Kazakhstan embraces Chinese investment

Kazakhstan announced billions of dollars in deals with China on Tuesday, underlining central Asia's gradual shift away from Moscow and towards Beijing.


Meeting in Beijing on Tuesday, President Nursultan Nazarbayev of Kazakhstan and his Chinese counterpart Hu Jintao signed a series of agreements ranging from water rights to uranium supplies to a $5bn energy infrastructure loan.


China's investments in Kazakhstan have for years centred around oil production, but Tuesday's deals underline that Beijing's reach now expands beyond the energy sector.


On the table were a $1.7bn loan from China to Kazakhstan's national welfare fund; a $5bn loan for a petrochemical complex; a supply agreement for around 55,000 tonnes of Kazakh uranium to meet China's growing nuclear needs; and a memorandum of understanding for China's Ministry of Railways to help construct a high-speed rail between Astana and Almaty.


Agreements were also reached over water-quality controls for the rivers that flow from western China into Kazakhstan across their long shared border, and for co-operation in the fertilizer sector, which China views as strategically important as it looks to its neighbour for a new source of food.


"China has become the real great power in the region," says Shamil Midkhatovich Yenikeyeff, a research fellow at the Oxford Institute for Energy Studies.


"China represents the future [while] Russia represents the past ... China has an upper hand over Russia in terms of its cash power and in terms of effective implementation of large-scale projects."


Kazakhstan and Russia have maintained close ties ever since the two countries split during the dissolution of the Soviet Union, and Russia is still active in the oil and gas sector there. China and Russia are neck-and-neck in terms of bilateral trade with Kazakhstan, according to Kazakh customs data.

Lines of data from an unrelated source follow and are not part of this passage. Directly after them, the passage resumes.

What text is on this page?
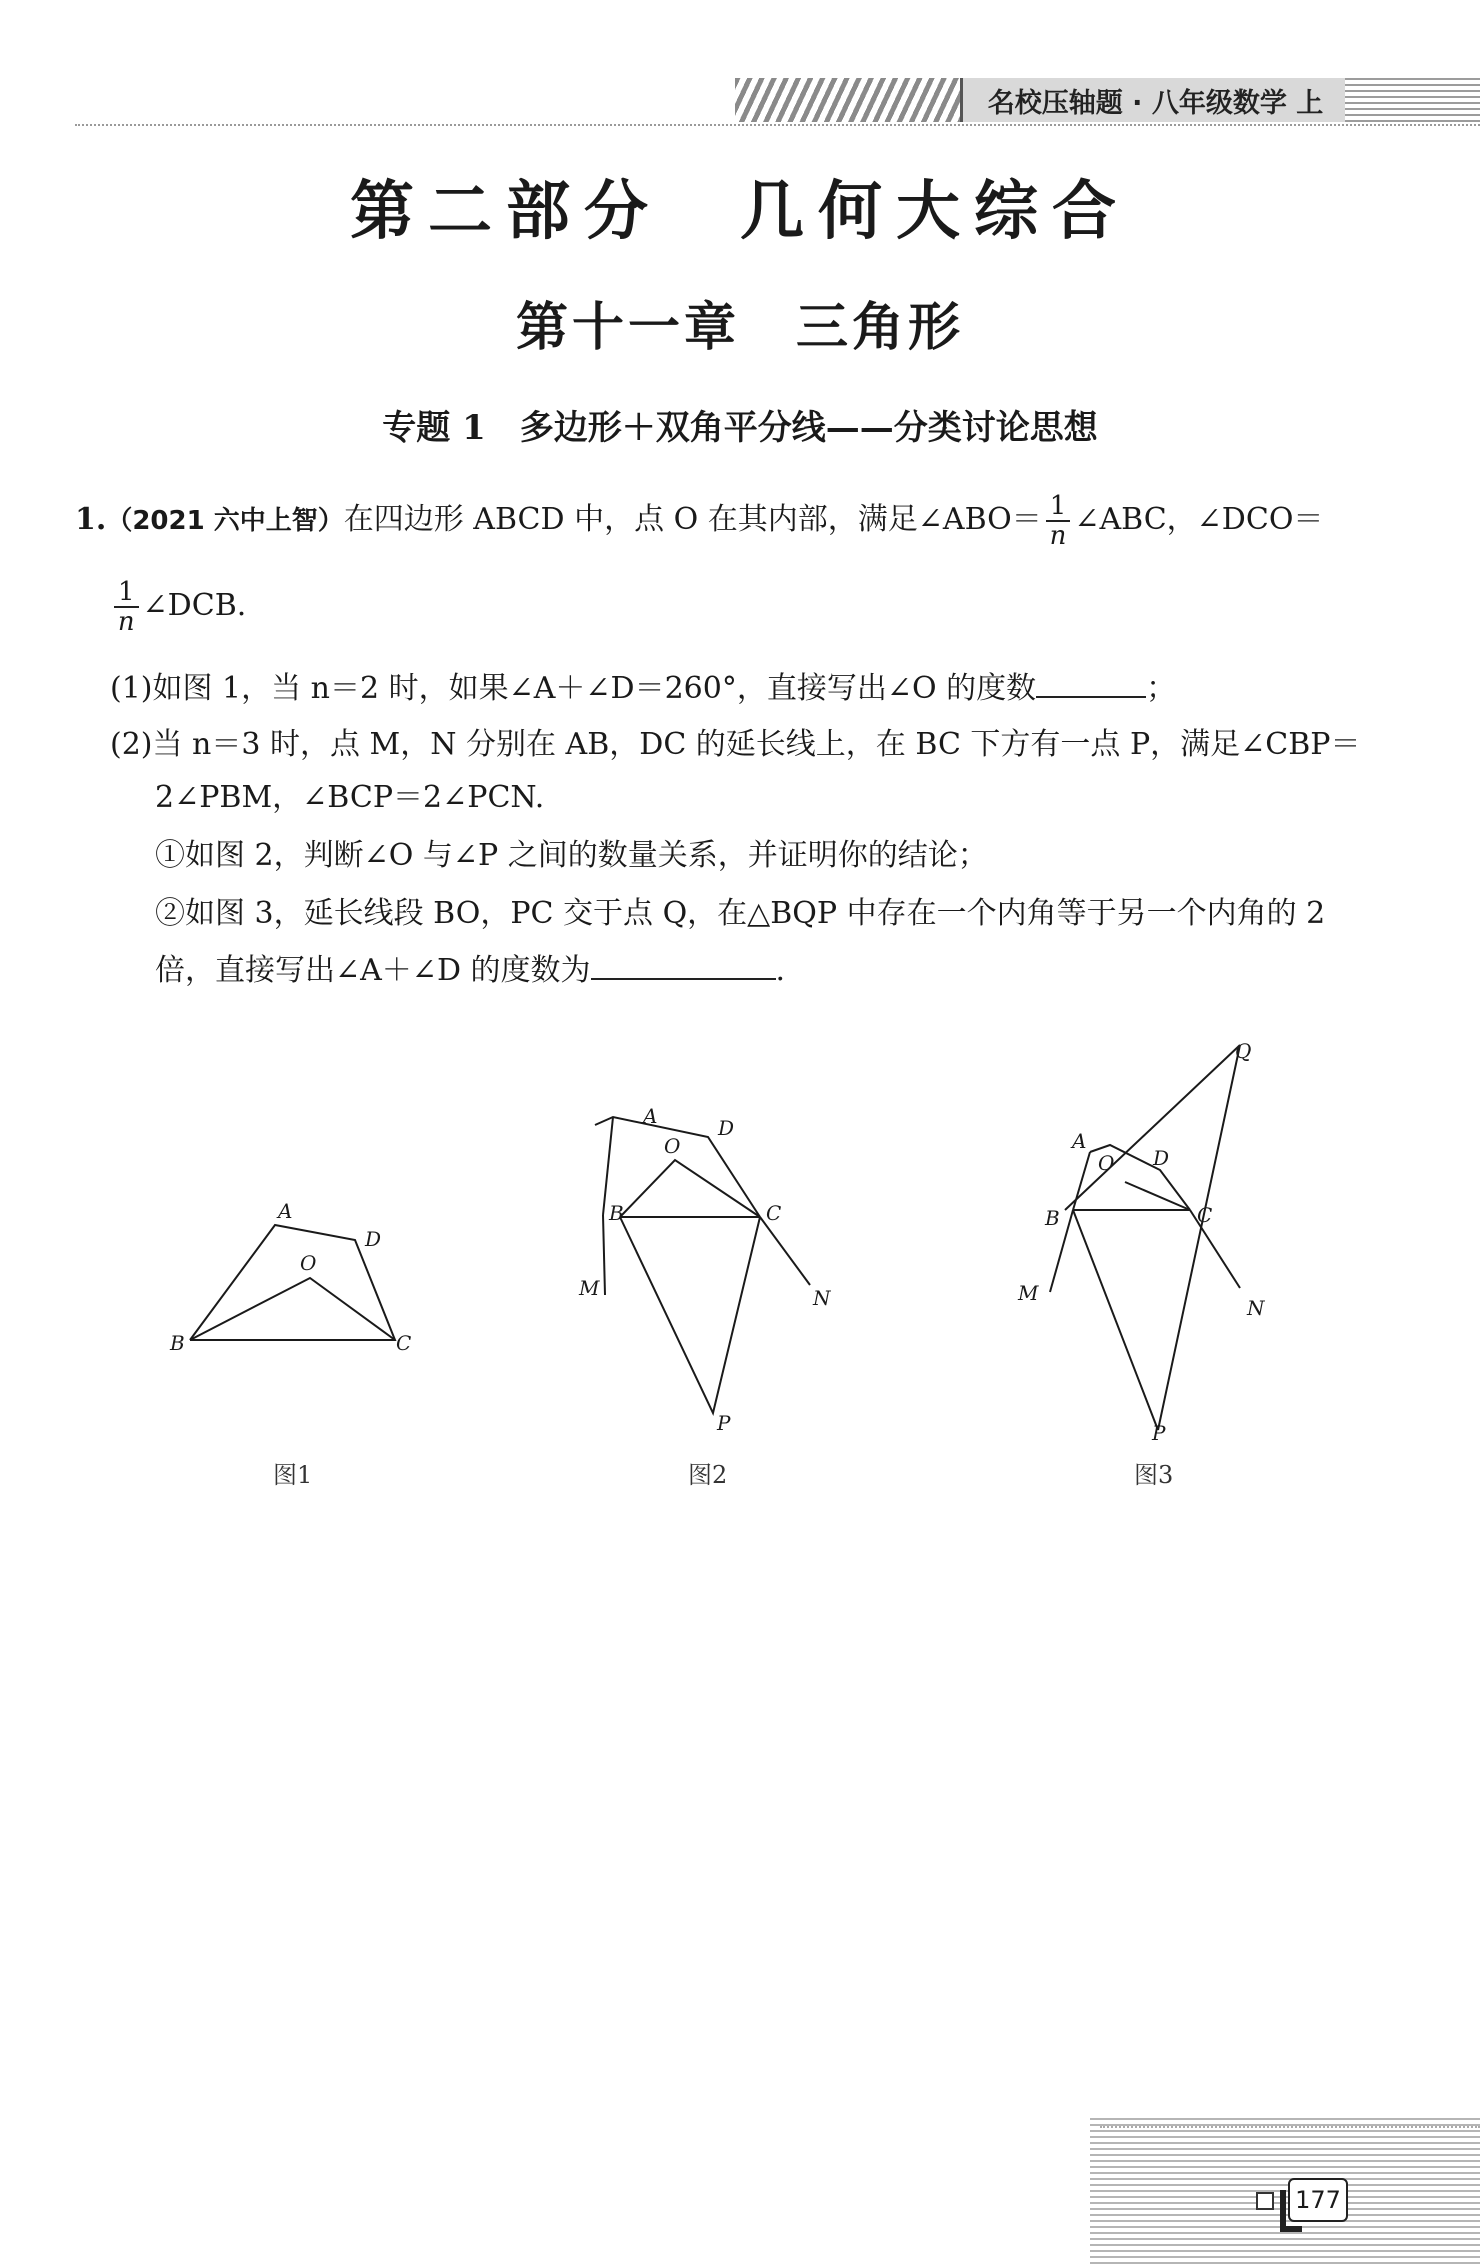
名校压轴题 · 八年级数学 上
第二部分　几何大综合
第十一章　三角形
专题 1　多边形＋双角平分线——分类讨论思想
1.（2021 六中上智）在四边形 ABCD 中，点 O 在其内部，满足∠ABO＝ $\frac{1}{n}$ ∠ABC，∠DCO＝
$\frac{1}{n}$ ∠DCB.
(1)如图 1，当 n＝2 时，如果∠A＋∠D＝260°，直接写出∠O 的度数	；
(2)当 n＝3 时，点 M，N 分别在 AB，DC 的延长线上，在 BC 下方有一点 P，满足∠CBP＝
2∠PBM，∠BCP＝2∠PCN.
①如图 2，判断∠O 与∠P 之间的数量关系，并证明你的结论；
②如图 3，延长线段 BO，PC 交于点 Q，在△BQP 中存在一个内角等于另一个内角的 2
倍，直接写出∠A＋∠D 的度数为	.
A
D
O
B	C
图1
A	D
O
B	C
M	N
P
图2
Q
A
D
O
B	C
M
N
P
图3
177
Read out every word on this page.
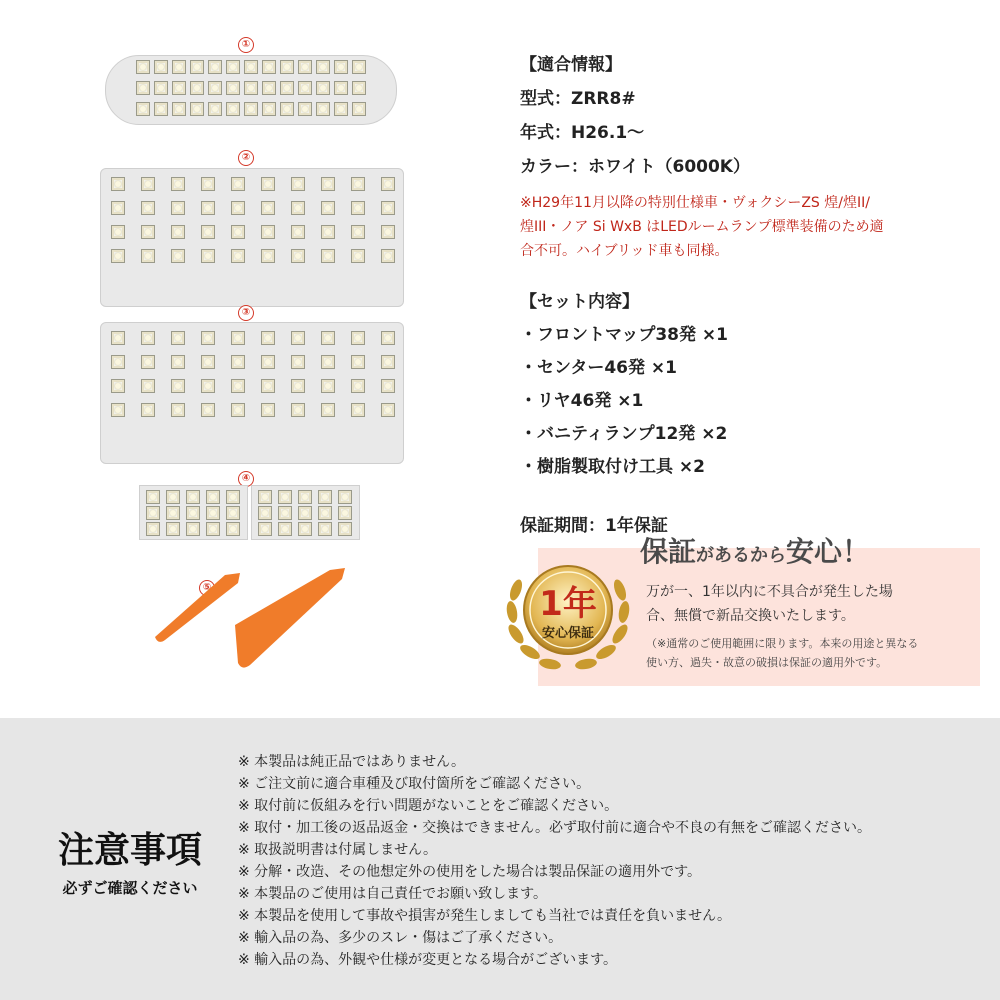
①
②
③
④
⑤
【適合情報】
型式：ZRR8#
年式：H26.1～
カラー：ホワイト（6000K）
※H29年11月以降の特別仕様車・ヴォクシーZS 煌/煌II/
煌III・ノア Si WxB はLEDルームランプ標準装備のため適
合不可。ハイブリッド車も同様。
【セット内容】
・フロントマップ38発 ×1
・センター46発 ×1
・リヤ46発 ×1
・バニティランプ12発 ×2
・樹脂製取付け工具 ×2
保証期間：1年保証
保証があるから安心！
万が一、1年以内に不具合が発生した場
合、無償で新品交換いたします。
（※通常のご使用範囲に限ります。本来の用途と異なる
使い方、過失・故意の破損は保証の適用外です。
1年
安心保証
注意事項
必ずご確認ください
※ 本製品は純正品ではありません。
※ ご注文前に適合車種及び取付箇所をご確認ください。
※ 取付前に仮組みを行い問題がないことをご確認ください。
※ 取付・加工後の返品返金・交換はできません。必ず取付前に適合や不良の有無をご確認ください。
※ 取扱説明書は付属しません。
※ 分解・改造、その他想定外の使用をした場合は製品保証の適用外です。
※ 本製品のご使用は自己責任でお願い致します。
※ 本製品を使用して事故や損害が発生しましても当社では責任を負いません。
※ 輸入品の為、多少のスレ・傷はご了承ください。
※ 輸入品の為、外観や仕様が変更となる場合がございます。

China began acquiring oil assets in Kazakhstan in the late 1990s, securing a new source of energy on its doorstep to fuel economic growth and reduce dependence on Middle East supplies. Chinese companies now have equity ownership of about a quarter of oil produced in the country, according to research from Visor Capital.


The central Asia nation is home to rich reserves of uranium, copper, gold, nickel – all materials that China needs to fuel its economic boom. The uranium agreement signed Tuesday will see Kazakhstan supply China with some 55,000 tonnes of the radioactive material, which is worth more than $8bn at current market prices, though terms of the deal were not disclosed.


China has also helped finance and build a pipeline to carry oil 1,000km from central Kazakhstan to its north western frontier that opened in 2007. The pipeline is now being expanded to span the whole length of Kazakhstan and provide China with access to huge oil resources in the Caspian Sea.


Kazakhstan has striven to balance its interests, sharing out oilfields between investors from Russia, China and the west. However, the financial crisis provided China with an opportunity to strengthen its grip on Kazakh oil and expand into the broader economy.


At the height of the crisis in 2009, China lent KazMunaigas, Kazakhstan's state oil company, $5bn pledged against future oil supplies. Separately China lent the Development Bank of Kazakhstan $5bn to support transport, telecommunications and agriculture projects to help diversify the economy away from oil and gas.


But the push of Chinese companies into Kazakhstan has raised some concerns about levels of Chinese influence in the country.


"What Kazakhstan doesn't want is to become a raw material appendage to China," says Michael Denison, head of research for the consultancy Control Risks.